A punto de adentrarnos en un nuevo período electoral, es natural sentir que llevamos mucho tiempo en campaña. Vivimos en lo que EEUU bautizó hace 40 años como «campaña permanente», que viene a ser la conversión de toda una legislatura en un gran período electoral. Para qué esperar al arranque oficial cuando se puede conquistar al votante cada día con cada discurso, cada entrevista, cada vídeo, cada tuit.

Es natural también sentir cierto hastío. Que su desafección política haya aumentado, que tenga una sensación de crispación generalizada y que el bombardeo informativo constante que sufre a diario le lleve incluso a aborrecer en lo personal a alguno de los candidatos. El espectro político ha evolucionado hacia un sistema de cinco partidos, y sin embargo el crecimiento de la oferta, lejos de sumar, parece que resta.

El espacio electoral se disputa peleando cada minuto como si fuese el último. Jamás hubo tantos partidos que pudieran condicionar el futuro con un porcentaje de voto indeciso tan alto. La política cambia al votante y el votante a la política. Pero, ¿han sabido los partidos adaptarse a una sociedad cada vez más independiente, que tiene nuevas inquietudes y que va más rápido que sus representantes? 

Es cierto que el interés del ciudadano por la política ha crecido en los últimos años. Pero la forma de consumir contenido político también ha cambiado. Nuevas plataformas, nuevas narrativas. El programa y la ideología se venden hoy como un producto de marketing porque el votante quiere vivir al día, entre el zasca y el escándalo, esperando al último momento para decidirse entre un producto u otro. Cada mañana, miles de personas ponen el contador a cero para ser seducidos de nuevo, en una carrera frenética que no pone freno a la rabia ni límites a la ética; donde por primera vez el insulto se convierte en argumento, algo que parecía impensable hace unos años. Las formas se pierden, no solo por la falta de educación de algunos candidatos, sino como respuesta a una demanda que el público espera y reclama.
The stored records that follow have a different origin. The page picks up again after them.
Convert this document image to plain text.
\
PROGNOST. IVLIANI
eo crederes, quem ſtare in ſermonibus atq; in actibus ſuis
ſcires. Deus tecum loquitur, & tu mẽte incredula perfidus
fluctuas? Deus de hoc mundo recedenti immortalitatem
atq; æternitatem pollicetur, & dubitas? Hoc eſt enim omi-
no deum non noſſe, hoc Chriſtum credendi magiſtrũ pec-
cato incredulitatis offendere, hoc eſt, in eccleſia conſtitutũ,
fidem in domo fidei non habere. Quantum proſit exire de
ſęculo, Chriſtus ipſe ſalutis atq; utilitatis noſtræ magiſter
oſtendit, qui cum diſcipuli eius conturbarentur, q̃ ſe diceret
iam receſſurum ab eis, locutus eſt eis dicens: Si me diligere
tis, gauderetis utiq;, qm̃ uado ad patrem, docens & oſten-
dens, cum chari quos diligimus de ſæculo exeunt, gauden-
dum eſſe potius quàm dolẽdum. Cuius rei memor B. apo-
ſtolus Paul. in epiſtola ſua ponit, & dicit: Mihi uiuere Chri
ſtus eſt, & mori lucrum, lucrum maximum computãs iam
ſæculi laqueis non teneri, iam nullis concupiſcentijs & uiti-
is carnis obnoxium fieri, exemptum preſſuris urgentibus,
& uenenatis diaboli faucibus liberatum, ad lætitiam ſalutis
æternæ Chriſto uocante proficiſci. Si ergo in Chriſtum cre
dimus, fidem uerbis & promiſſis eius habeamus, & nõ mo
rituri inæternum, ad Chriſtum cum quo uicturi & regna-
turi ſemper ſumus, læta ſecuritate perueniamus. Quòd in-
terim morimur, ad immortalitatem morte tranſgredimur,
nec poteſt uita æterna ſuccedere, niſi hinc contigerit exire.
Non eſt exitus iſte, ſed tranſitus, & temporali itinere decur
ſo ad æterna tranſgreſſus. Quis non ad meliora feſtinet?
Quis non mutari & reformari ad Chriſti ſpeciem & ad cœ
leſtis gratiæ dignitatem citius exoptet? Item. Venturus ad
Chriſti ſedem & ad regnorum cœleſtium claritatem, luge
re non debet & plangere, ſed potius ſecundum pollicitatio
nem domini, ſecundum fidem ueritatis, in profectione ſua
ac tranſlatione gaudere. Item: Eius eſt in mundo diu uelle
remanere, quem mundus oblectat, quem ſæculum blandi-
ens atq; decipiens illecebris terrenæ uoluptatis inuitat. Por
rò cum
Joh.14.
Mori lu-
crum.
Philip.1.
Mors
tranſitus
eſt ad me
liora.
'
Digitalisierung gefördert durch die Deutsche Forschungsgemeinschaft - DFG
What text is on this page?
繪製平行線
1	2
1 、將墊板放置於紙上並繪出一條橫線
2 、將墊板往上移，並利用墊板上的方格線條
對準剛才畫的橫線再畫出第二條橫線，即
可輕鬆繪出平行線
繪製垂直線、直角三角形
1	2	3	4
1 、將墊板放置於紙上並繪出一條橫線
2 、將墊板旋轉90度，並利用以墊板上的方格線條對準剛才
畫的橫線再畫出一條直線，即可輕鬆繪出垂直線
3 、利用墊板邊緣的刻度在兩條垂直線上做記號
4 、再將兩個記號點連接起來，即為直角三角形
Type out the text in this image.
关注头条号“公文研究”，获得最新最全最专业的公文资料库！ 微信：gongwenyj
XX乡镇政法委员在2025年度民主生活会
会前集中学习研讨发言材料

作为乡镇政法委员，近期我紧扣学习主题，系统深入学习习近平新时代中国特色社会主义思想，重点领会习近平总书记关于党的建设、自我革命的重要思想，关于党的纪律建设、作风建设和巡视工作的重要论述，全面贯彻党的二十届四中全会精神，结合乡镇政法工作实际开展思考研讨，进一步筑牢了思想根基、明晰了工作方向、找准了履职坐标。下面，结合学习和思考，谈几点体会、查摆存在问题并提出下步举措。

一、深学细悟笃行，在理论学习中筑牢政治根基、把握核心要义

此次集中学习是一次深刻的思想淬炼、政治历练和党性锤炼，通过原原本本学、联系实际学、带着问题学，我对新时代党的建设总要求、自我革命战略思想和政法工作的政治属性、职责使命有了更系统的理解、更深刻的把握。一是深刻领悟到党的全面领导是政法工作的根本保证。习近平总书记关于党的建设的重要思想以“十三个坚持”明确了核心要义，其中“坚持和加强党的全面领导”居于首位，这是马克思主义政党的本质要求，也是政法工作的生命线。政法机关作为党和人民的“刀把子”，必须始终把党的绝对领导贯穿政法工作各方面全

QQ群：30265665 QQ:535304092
Este nuevo estilo, importado también de Estados Unidos, podríamos denominarse 'zascacracia'. Un modelo de comunicación política que se reduce a la mínima expresión de un zasca. Ya no son tan necesarios los medios. El partido se juega cada día en cada casa, en cada perfil de Facebook y Twitter. Allí, prolifera rápida, irónica y creativamente la respuesta afilada con el único fin de desacreditar y ridiculizar a alguien. No importan los datos, no importa el sesgo. No se busca la respuesta argumentaba ni inteligente. Solo se necesita un fleco para sostener el mensaje. El premio: un like.

No muy lejos de aquí, Macron cambió la 'zascacracia' por el debate humano, consciente de que ser un servidor público conlleva una serie de obligaciones, como dar ejemplo a sus ciudadanos. El presidente francés no solo no superó la crisis de los chalecos amarillos, sino que organizó el Gran Debate Nacional, con más de 10.000 actos para hacer algo tan revolucionario que suena imposible hoy día en España: escuchar a la gente.

Mientras a este lado de los Pirineos asistimos en chaqueta al auge de la ultraderecha alentada por la izquierda y algunos medios, en Francia el presidente se remanga la camisa y baja a la tierra para escuchar lo que tengan que decir los miles de ciudadanos para mejorar su país. Nada de espectáculo de fieras midiéndose en la distancia. Nada de caer en trampas de muros y pistolas por la calle. Política de la de antes. Sin libertinajes. Sin rabia. Sin crispación. 

Da pena ver que ese frenesí contagia también a gente que no tiene tiempo para pensar. Gente a la que le basta sentir algo, aunque sea rabia, para decidir prematuramente o gritar. Gente que no ve más política que esto. Que no quiere saber que las legislaturas duran cuatro años y no cuatro meses, y que las instituciones tienen marcos por donde no caben las balas, ni los muros, ni las puertas a un pasado al que nadie quiere regresar.

Consumimos información sin preguntarnos siquiera si es real. Preferimos una verdad a medias antes que verificar. Damos por válida cualquier exageración, cualquier insulto, cualquier provocación porque es más fácil vivir cómodos, creyendo que nada nos afecta. Que somos inmunes a esas peleas políticas de nivel de barra de bar, aunque regresemos silenciosamente a nuestro estado más primario. Ironizamos con todo; confrontamos sin buscar el debate, porque no importa siquiera lo que diga una Ley o un intelectual. No leemos para entender, sino para respaldar nuestras opiniones. No escuchamos para comprender, sino para preparar la siguiente respuesta. 

Y del odio y la rabia que venden algunos construimos barreras o argumentos, y lo que somos ideológicamente se expone en las redes y seguir ganando likes, cueste lo que cueste. Como si eso nos alimentara.